Described by her commanding officer as ‘the mother hen, who we would not swap for the world’, Lance Corporal Baker was known for her professionalism and courage. She was the first female New Zealand soldier to be killed in action since troops were sent to Afghanistan, and the first woman to be in killed in conflict since nurse Lesley Cowper of the New Zealand Surgical Team died in Vietnam in 1966.
New Zealand’s army, which Baker joined in 2007, is one of the few in which she would be allowed a combat role. (Canada, Denmark, Finland, France, Germany, Norway, Israel, Serbia, Sweden and Switzerland are the others.) Her death provoked discussion in Australia, New Zealand’s closest military ally, where women have been allowed in combat roles since 2011. The treatment of women in the Australian military has been the subject of scandal and a damning report by that country’s Sex Discrimination Commissioner (released in August 2012).
The road to women’s inclusion in New Zealand’s defence forces was surprisingly smooth. There was a precedent for women in combat roles – Māori women had taken part in fighting in the 19th century. Most well known was Hēni Te Kiri Karamū, who fought against the British at Gate Pā in 1864, and for them against Hauhau (adherents of the Pai Mārire faith) in 1865. Pākehā women first went to war as nurses – 35 New Zealand women went to the South African War (1899–1902) as nurses. Numbers swelled during the First World War, when 640 went as nurses. Of this group, 17 died.
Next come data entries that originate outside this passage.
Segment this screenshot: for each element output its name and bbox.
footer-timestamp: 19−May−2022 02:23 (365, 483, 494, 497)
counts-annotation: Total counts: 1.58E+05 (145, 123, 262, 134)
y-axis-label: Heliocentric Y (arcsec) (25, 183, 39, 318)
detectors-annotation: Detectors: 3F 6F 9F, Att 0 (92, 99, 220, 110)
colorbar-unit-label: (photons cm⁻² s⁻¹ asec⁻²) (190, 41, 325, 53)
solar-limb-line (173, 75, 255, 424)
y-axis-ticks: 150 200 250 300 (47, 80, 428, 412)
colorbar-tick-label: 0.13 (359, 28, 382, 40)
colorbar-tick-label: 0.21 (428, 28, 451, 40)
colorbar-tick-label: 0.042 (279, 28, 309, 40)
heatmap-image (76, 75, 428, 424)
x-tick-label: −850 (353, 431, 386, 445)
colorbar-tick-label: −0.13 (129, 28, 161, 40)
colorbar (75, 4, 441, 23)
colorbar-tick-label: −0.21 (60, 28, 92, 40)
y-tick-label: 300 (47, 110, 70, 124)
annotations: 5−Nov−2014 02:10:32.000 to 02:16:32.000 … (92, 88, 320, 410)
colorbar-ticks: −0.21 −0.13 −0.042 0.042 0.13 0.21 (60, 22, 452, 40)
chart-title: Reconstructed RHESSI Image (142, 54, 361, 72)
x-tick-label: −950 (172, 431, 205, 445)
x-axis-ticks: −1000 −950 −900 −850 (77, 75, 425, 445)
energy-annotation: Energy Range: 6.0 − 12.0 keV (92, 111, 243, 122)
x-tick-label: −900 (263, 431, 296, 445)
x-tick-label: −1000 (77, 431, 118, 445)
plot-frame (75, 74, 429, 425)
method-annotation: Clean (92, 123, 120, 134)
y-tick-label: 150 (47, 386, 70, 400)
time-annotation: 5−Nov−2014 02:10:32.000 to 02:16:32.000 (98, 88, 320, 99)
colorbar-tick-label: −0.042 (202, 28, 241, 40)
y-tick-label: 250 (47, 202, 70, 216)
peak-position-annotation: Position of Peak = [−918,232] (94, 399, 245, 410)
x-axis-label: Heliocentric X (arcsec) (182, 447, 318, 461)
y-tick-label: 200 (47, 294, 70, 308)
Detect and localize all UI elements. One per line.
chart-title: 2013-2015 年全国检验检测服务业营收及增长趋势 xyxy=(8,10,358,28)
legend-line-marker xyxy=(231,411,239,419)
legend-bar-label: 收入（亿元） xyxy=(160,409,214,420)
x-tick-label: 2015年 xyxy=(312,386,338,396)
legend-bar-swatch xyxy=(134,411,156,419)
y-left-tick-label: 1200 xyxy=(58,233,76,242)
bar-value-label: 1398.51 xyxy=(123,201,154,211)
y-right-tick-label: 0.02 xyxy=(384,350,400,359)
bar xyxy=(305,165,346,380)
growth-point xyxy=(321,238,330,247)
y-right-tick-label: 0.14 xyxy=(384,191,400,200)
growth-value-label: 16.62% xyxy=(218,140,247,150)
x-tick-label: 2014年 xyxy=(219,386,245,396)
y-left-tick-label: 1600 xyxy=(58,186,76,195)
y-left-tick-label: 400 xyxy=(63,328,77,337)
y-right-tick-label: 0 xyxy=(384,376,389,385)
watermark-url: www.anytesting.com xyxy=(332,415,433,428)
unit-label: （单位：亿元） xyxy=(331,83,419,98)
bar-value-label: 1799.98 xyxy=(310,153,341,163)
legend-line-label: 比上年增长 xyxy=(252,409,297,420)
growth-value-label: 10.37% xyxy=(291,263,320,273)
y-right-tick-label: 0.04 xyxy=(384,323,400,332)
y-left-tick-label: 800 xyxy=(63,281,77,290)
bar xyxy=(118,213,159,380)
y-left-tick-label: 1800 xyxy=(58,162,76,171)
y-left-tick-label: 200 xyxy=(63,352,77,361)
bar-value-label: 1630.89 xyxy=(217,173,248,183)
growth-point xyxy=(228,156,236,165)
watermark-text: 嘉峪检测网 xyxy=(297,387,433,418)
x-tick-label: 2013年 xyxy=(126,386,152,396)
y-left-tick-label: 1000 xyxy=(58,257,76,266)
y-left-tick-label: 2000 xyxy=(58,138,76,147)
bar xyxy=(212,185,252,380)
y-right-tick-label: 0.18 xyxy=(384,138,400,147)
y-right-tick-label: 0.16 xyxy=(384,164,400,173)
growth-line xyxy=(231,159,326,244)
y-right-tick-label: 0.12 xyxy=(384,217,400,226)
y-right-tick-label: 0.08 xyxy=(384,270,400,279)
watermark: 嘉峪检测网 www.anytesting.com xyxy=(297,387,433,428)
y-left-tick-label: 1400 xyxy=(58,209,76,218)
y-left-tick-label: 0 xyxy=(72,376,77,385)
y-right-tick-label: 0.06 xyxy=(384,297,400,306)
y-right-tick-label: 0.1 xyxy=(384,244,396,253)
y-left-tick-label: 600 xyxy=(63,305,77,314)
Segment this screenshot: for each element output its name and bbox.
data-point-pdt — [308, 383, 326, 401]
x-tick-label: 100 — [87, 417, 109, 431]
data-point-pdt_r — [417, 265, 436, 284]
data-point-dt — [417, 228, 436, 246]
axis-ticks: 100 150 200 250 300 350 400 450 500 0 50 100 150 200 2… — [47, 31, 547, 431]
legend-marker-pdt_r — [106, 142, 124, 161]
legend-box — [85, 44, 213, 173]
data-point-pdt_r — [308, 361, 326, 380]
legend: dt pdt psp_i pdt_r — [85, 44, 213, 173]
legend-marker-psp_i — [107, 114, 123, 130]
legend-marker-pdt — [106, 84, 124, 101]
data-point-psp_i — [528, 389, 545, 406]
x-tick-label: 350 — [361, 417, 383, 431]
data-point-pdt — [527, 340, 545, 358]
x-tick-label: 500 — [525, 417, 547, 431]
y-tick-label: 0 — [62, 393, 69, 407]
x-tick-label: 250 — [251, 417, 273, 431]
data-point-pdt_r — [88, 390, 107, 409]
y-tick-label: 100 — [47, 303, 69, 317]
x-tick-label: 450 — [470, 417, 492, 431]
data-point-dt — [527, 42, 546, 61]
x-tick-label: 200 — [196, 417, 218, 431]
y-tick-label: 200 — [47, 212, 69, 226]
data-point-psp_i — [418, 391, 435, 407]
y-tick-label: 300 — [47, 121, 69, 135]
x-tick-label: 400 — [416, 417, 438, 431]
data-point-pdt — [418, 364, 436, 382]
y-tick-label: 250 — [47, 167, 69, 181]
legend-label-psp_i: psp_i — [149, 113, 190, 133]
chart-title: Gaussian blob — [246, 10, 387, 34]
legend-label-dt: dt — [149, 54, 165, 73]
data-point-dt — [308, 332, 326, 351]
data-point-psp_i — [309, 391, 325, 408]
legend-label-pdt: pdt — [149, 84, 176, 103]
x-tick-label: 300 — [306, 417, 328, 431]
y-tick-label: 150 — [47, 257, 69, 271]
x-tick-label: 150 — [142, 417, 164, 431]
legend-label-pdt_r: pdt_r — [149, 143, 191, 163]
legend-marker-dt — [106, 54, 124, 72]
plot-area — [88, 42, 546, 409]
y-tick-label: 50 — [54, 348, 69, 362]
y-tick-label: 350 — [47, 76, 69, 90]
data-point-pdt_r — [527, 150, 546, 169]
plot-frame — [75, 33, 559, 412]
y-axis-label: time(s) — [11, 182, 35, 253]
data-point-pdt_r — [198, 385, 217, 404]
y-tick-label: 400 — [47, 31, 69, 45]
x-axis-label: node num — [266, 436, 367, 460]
During the Second World War, women’s auxiliaries became part of all three branches of the military. A civilian Women’s War Service Auxiliary (1940) found women to work as clerks, cooks and waitresses in New Zealand military bases and service clubs in the Middle East. Once women were accepted into the army in 1942, the Women’s Army Auxiliary Corps (WAAC) was formed, and Vida Jowett appointed chief commander. The closest WAACs got to combat was as drivers, radio operators and signallers, with some trained for coastal and anti-aircraft defence work and as part of artillery units.
Members of the Women’s Auxiliary Air Force, led by Kitty Kain, worked in mechanical and aircraft trades, and as dental mechanics and meteorological assistants. The Women’s Royal Naval Service (New Zealand) was led by Chief Officer Ruth Herrick. Like women’s auxiliaries in the other arms of the military, the service provided clerks, drivers and mess staff.
As Te Ara’s Armed Forces entry explains, women’s roles had diversified, but no women actually fought. When women became a permanent part of New Zealand’s military after the Second World War, their numbers were small – only 4–5% in the 1950s and 1960s. Separate women’s services ended in 1977, and women were allowed to take combat roles from 2000. In 2012 women were 16% of non-civilian Defence Force personnel.